Porziņģis could also shoot from deep. But he made the Celtics lethal all over the court. He shot a career-best 60.6 percent on 2-pointers this season, increasing the Celtics’ team 2-point percentage from 56.7 last season to 57.5 this season. These marginal improvements have helped Boston become the best offense in the NBA this season, and one of the best of all time, blowtorching opposing defenses night after night. Porziņģis’ improvement in Washington’s half-court, where he also became an elite rim protector in legitimate starting minutes, made him a perfect fit for Boston.
No one in the league has a better offensive third option than Porziņģis, who has averaged 20 per game this season, moving into the endless space created by Boston’s offense all season and attacking the mismatches created by the Celtics’ incessant ball movement, screening (or ghost screening) and spacing.

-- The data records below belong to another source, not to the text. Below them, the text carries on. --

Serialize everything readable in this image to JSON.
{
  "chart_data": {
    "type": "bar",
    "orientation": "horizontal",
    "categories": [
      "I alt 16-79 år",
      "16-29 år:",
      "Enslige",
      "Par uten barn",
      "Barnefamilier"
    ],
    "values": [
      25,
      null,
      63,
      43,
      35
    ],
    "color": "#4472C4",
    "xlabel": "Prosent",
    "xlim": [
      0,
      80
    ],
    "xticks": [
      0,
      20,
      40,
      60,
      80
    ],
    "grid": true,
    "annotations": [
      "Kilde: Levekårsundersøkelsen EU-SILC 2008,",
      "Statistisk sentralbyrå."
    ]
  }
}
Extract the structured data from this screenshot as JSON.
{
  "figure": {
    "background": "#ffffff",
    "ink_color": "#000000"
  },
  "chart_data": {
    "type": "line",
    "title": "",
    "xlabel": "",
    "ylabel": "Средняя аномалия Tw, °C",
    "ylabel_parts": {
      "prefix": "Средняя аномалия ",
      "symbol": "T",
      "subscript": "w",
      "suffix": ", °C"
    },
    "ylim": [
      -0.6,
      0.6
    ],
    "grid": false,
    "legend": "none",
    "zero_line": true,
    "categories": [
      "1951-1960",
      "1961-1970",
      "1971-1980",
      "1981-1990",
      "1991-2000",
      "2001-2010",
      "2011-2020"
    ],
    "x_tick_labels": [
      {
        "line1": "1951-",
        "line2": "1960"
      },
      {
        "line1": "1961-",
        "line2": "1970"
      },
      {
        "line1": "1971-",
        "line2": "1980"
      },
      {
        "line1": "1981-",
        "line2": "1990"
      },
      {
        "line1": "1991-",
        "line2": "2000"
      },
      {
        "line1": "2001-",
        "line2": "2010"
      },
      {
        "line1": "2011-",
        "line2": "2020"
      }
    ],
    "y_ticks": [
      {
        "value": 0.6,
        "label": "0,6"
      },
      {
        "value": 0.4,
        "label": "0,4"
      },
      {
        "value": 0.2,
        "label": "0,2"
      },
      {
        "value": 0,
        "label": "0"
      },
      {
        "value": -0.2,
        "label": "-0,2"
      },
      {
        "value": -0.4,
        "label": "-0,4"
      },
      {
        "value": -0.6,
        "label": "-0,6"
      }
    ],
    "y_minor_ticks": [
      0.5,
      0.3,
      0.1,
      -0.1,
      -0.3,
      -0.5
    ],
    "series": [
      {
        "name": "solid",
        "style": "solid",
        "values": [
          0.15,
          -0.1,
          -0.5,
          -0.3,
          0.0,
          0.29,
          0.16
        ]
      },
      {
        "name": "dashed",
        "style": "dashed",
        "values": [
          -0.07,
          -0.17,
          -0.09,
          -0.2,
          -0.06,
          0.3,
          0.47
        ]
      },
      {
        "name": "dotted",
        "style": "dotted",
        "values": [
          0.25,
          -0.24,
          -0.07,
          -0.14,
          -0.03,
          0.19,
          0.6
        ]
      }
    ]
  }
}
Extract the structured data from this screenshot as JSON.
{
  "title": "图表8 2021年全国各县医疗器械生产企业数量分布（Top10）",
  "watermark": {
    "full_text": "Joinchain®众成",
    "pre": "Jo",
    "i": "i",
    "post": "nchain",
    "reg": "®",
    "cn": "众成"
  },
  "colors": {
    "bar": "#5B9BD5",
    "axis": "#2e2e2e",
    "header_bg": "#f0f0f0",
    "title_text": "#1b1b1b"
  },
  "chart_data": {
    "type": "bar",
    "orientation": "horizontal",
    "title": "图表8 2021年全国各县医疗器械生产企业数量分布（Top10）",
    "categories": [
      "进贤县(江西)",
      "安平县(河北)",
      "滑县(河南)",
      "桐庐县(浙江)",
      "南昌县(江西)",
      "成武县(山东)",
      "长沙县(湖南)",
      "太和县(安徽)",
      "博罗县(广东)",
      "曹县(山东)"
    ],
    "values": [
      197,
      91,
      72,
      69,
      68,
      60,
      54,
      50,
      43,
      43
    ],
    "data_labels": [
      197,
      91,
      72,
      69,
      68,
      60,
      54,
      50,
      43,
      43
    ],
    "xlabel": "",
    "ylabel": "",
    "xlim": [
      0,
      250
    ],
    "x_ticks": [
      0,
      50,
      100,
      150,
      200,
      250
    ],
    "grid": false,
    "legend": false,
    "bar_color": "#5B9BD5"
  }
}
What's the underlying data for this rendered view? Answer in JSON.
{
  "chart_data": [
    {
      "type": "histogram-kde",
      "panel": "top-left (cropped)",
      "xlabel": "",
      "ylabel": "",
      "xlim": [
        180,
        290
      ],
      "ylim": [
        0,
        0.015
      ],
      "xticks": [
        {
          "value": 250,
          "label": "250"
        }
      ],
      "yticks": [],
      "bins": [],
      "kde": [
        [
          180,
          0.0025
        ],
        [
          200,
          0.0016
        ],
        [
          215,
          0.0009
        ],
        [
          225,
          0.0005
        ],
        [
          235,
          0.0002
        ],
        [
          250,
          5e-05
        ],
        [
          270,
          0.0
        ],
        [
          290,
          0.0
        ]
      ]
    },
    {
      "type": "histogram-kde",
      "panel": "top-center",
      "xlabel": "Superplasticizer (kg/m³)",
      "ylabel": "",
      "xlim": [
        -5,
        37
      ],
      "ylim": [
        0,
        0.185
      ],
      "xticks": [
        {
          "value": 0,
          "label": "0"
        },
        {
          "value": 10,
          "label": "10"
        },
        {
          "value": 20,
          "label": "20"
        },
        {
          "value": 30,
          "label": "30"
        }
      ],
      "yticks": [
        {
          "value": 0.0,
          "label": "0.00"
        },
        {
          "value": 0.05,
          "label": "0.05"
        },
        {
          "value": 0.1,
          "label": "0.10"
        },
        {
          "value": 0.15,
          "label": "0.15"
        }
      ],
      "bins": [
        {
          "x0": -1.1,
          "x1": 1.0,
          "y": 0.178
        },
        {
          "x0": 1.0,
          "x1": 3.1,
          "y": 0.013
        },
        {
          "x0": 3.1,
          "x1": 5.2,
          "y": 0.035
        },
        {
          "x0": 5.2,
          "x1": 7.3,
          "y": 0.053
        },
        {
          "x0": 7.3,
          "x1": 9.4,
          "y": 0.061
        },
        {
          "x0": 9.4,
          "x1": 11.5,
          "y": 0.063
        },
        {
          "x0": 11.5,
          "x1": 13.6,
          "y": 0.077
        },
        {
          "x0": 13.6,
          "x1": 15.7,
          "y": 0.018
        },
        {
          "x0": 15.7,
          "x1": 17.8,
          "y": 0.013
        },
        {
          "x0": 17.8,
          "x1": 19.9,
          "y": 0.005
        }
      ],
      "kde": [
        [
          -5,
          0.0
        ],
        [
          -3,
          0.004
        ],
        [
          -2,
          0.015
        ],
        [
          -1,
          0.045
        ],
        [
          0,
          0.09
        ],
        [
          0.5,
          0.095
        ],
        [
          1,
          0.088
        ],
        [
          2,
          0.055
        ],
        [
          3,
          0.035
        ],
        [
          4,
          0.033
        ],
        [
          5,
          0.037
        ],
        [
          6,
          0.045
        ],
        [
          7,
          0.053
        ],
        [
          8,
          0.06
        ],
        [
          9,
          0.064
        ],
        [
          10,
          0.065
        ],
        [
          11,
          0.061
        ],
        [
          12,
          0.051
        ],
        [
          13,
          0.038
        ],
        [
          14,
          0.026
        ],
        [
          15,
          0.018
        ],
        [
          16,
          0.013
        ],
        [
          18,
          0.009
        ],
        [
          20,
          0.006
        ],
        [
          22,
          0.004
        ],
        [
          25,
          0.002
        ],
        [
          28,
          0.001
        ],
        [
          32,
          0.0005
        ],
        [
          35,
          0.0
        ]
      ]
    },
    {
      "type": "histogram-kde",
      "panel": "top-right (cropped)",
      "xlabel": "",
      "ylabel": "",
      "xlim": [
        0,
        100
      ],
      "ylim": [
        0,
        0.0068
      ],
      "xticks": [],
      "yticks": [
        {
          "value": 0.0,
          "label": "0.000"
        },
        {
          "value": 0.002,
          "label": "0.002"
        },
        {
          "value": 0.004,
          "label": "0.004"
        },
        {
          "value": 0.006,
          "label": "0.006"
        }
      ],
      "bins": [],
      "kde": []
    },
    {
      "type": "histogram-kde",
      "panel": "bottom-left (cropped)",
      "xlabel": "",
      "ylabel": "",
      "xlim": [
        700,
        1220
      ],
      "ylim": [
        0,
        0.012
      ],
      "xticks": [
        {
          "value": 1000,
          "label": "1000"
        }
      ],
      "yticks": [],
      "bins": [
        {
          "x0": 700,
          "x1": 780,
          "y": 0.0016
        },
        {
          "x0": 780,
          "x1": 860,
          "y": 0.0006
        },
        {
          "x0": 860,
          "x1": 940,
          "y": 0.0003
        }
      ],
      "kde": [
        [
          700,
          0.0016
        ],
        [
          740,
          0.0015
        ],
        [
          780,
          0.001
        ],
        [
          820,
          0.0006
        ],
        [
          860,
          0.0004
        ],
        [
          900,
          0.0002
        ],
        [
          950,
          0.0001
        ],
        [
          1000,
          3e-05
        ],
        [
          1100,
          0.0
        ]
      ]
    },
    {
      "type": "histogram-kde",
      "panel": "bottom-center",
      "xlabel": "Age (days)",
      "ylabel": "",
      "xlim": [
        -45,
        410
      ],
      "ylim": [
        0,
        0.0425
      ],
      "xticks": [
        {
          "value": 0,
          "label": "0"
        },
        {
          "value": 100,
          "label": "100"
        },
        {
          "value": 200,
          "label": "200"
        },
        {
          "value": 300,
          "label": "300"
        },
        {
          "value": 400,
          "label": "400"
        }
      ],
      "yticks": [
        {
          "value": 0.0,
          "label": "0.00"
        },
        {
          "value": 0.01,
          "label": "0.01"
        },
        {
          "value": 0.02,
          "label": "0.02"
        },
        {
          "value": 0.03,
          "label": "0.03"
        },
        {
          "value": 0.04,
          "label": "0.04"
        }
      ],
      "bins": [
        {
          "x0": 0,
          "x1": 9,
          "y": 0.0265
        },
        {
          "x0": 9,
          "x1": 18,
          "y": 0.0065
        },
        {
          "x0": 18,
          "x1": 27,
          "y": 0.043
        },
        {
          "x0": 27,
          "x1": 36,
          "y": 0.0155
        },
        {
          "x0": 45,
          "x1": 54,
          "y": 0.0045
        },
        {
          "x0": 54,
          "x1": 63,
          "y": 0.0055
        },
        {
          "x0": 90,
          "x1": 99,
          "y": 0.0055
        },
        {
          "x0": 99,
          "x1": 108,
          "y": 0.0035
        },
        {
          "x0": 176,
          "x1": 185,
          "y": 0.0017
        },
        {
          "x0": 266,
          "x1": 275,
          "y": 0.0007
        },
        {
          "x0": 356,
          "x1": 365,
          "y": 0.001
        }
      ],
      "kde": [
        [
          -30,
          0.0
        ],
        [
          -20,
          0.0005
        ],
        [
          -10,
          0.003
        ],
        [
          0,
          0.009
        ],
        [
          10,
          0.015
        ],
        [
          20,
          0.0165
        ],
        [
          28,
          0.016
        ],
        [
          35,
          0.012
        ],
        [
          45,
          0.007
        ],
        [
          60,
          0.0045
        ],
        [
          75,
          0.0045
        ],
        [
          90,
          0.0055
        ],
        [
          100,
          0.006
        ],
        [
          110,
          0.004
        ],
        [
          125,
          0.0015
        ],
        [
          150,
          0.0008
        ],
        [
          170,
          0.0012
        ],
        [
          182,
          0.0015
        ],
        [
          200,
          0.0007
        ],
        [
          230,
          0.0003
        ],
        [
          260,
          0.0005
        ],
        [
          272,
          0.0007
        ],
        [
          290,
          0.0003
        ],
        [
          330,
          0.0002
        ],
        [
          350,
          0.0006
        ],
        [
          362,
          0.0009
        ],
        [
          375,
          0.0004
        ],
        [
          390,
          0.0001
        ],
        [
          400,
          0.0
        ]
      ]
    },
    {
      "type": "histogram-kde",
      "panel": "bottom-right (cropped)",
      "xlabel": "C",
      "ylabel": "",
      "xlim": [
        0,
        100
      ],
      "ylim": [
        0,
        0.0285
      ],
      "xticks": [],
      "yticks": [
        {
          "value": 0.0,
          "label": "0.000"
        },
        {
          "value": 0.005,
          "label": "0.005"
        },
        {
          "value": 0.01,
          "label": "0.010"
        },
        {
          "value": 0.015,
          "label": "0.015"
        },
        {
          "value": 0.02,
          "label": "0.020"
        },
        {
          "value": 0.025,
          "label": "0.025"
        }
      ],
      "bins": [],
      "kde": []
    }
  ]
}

And Porziņģis quickly became a crowd favorite. The TD Garden crowd roared in Game 1 of the Finals when he returned from a calf injury that kept him out for most of the first three rounds of the playoffs. On Monday, they went crazy when the arena scoreboard showed Porziņģis arriving on the court before tipoff, after spending all day getting ice, stims and all sorts of treatments to get him back on track. field.
“He’s just a great teammate, great competitor,” teammate Derrick White said after the deciding game. “I was happy for him that he could go. The crowd which encouraged him thus made him move forward. …He is special.
Boston will soon have a long-term decision to make regarding its centers. Al Horford would be back next year for an 18th season at age 39, according to Governor Wyc Grousbeck. And, technically, Porziņģis will be a free agent in the summer of 2026. But it doesn’t seem like it will be that difficult for the Celtics to re-sign him. After a decade in the league, he’s found what matters most to him. And the best chance to preserve and continue that is in this team, where everyone is engaged in the same things that they are now motivated to do, and to keep the party going.
“My priorities have changed,” Porziņģis said in the early morning hours of Tuesday, finally an NBA champion. “It wasn’t really about the money anymore. I wanted to win. I had the opportunity to play for a historic franchise like Boston and win a championship here. Man, I couldn’t resist this opportunity.